Você já reparou naquela estrutura vermelha que fica na parte de trás do capacete dos espartanos? Essa “coisa vermelha” é chamada de crista (em grego antigo: lóphos, λόφος) ou penacho. Era feita de crina de cavalo tingida de vermelho e fixada ao capacete por um suporte de metal.

Mas não era apenas um enfeite. A crista tinha funções práticas muito importantes na guerra:

  • Aumentar a altura do guerreiro: com a crista, o soldado parecia mais alto e imponente, o que ajudava a intimidar o inimigo antes do combate corpo a corpo.
  • Identificação visual: em meio à confusão da batalha, a crista vermelha permitia que os companheiros de exército identificassem mais facilmente seus líderes e aliados. Diferentes cores e formatos podiam indicar unidades ou patentes.
  • Simbolismo: os espartanos associavam a cor vermelha ao sangue, à coragem e à agressividade. Usar uma crista vermelha era uma declaração de que eles não tinham medo de lutar.
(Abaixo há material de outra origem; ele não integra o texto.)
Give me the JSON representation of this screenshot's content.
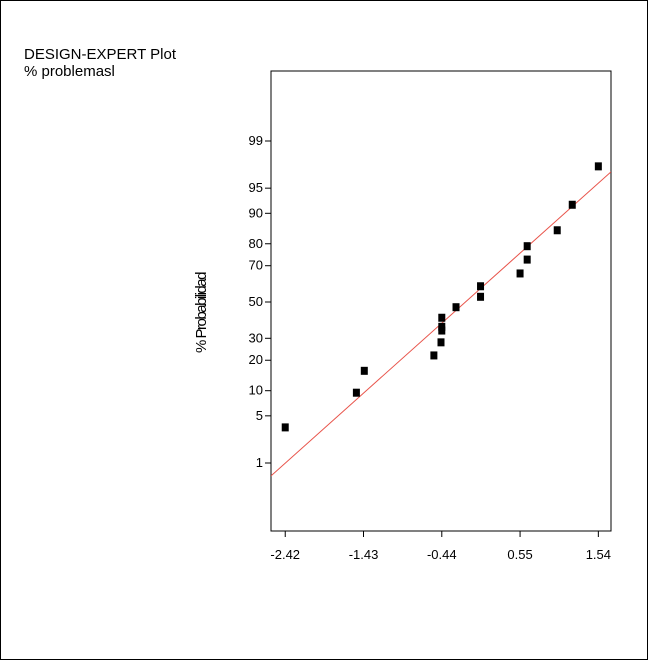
{
  "header": {
    "line1": "DESIGN-EXPERT Plot",
    "line2": "% problemasl"
  },
  "chart_data": {
    "type": "scatter",
    "title": "",
    "xlabel": "",
    "ylabel": "% Probabilidad",
    "x_ticks": [
      "-2.42",
      "-1.43",
      "-0.44",
      "0.55",
      "1.54"
    ],
    "y_ticks": [
      "1",
      "5",
      "10",
      "20",
      "30",
      "50",
      "70",
      "80",
      "90",
      "95",
      "99"
    ],
    "xlim": [
      -2.6,
      1.7
    ],
    "y_scale": "normal-probability",
    "ylim": [
      0.1,
      99.9
    ],
    "grid": false,
    "series": [
      {
        "marker_color": "#000000",
        "points": [
          {
            "x": -2.42,
            "y": 3.5
          },
          {
            "x": -1.52,
            "y": 9.5
          },
          {
            "x": -1.42,
            "y": 16
          },
          {
            "x": -0.54,
            "y": 22
          },
          {
            "x": -0.45,
            "y": 28
          },
          {
            "x": -0.44,
            "y": 34
          },
          {
            "x": -0.44,
            "y": 36
          },
          {
            "x": -0.44,
            "y": 41
          },
          {
            "x": -0.26,
            "y": 47
          },
          {
            "x": 0.05,
            "y": 53
          },
          {
            "x": 0.05,
            "y": 59
          },
          {
            "x": 0.55,
            "y": 66
          },
          {
            "x": 0.64,
            "y": 73
          },
          {
            "x": 0.64,
            "y": 79
          },
          {
            "x": 1.02,
            "y": 85
          },
          {
            "x": 1.21,
            "y": 92
          },
          {
            "x": 1.54,
            "y": 97.5
          }
        ]
      }
    ],
    "fit_line": {
      "color": "#e8534a",
      "from": {
        "x": -2.6,
        "y": 0.6
      },
      "to": {
        "x": 1.7,
        "y": 97
      }
    }
  }
}
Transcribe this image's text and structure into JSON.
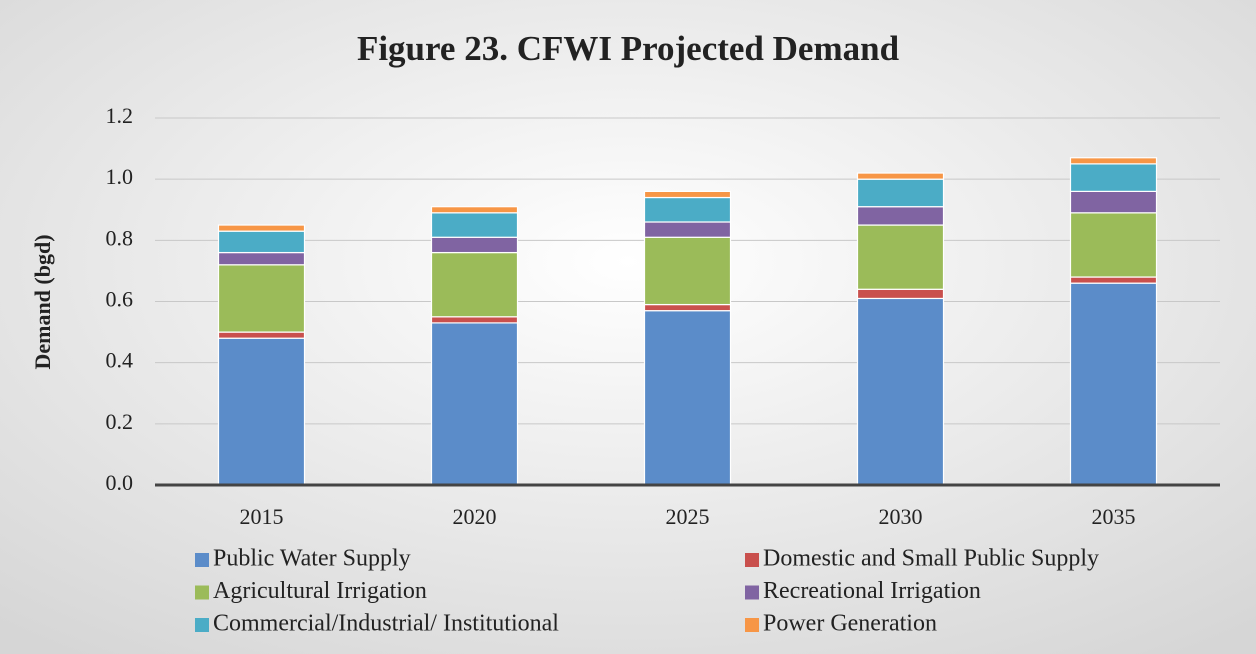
{
  "chart_data": {
    "type": "stacked_bar",
    "title": "Figure 23. CFWI Projected Demand",
    "y_label": "Demand (bgd)",
    "categories": [
      "2015",
      "2020",
      "2025",
      "2030",
      "2035"
    ],
    "series": [
      {
        "name": "Public Water Supply",
        "color": "#5b8cc9",
        "values": [
          0.48,
          0.53,
          0.57,
          0.61,
          0.66
        ]
      },
      {
        "name": "Domestic and Small Public Supply",
        "color": "#c9504d",
        "values": [
          0.02,
          0.02,
          0.02,
          0.03,
          0.02
        ]
      },
      {
        "name": "Agricultural Irrigation",
        "color": "#9bbb59",
        "values": [
          0.22,
          0.21,
          0.22,
          0.21,
          0.21
        ]
      },
      {
        "name": "Recreational Irrigation",
        "color": "#8064a2",
        "values": [
          0.04,
          0.05,
          0.05,
          0.06,
          0.07
        ]
      },
      {
        "name": "Commercial/Industrial/ Institutional",
        "color": "#4bacc6",
        "values": [
          0.07,
          0.08,
          0.08,
          0.09,
          0.09
        ]
      },
      {
        "name": "Power Generation",
        "color": "#f79646",
        "values": [
          0.02,
          0.02,
          0.02,
          0.02,
          0.02
        ]
      }
    ],
    "ylim": [
      0,
      1.2
    ],
    "yticks": [
      {
        "value": 0,
        "label": "0.0"
      },
      0.2,
      0.4,
      0.6,
      0.8,
      {
        "value": 1,
        "label": "1.0"
      },
      1.2
    ],
    "grid": true
  }
}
O capacete usado pelos espartanos era o modelo coríntio, feito de bronze, que cobria quase toda a cabeça, deixando aberturas apenas para os olhos e a boca. A crista era montada no topo, geralmente de forma perpendicular, o que dava um perfil característico ao guerreiro espartano.

Vale notar que os espartanos não foram os únicos a usar cristas vermelhas nos capacetes. Outros exércitos gregos também adotaram o adereço, mas o imaginário popular – influenciado por filmes como 300 – fixou a imagem do espartano com a crista vermelha como um ícone cultural.

Em resumo, aquela “coisa vermelha atrás do capacete” é a crista (lophos), um elemento funcional e simbólico que ajudava os soldados espartanos a parecerem mais altos, assustadores e organizados no campo de batalha.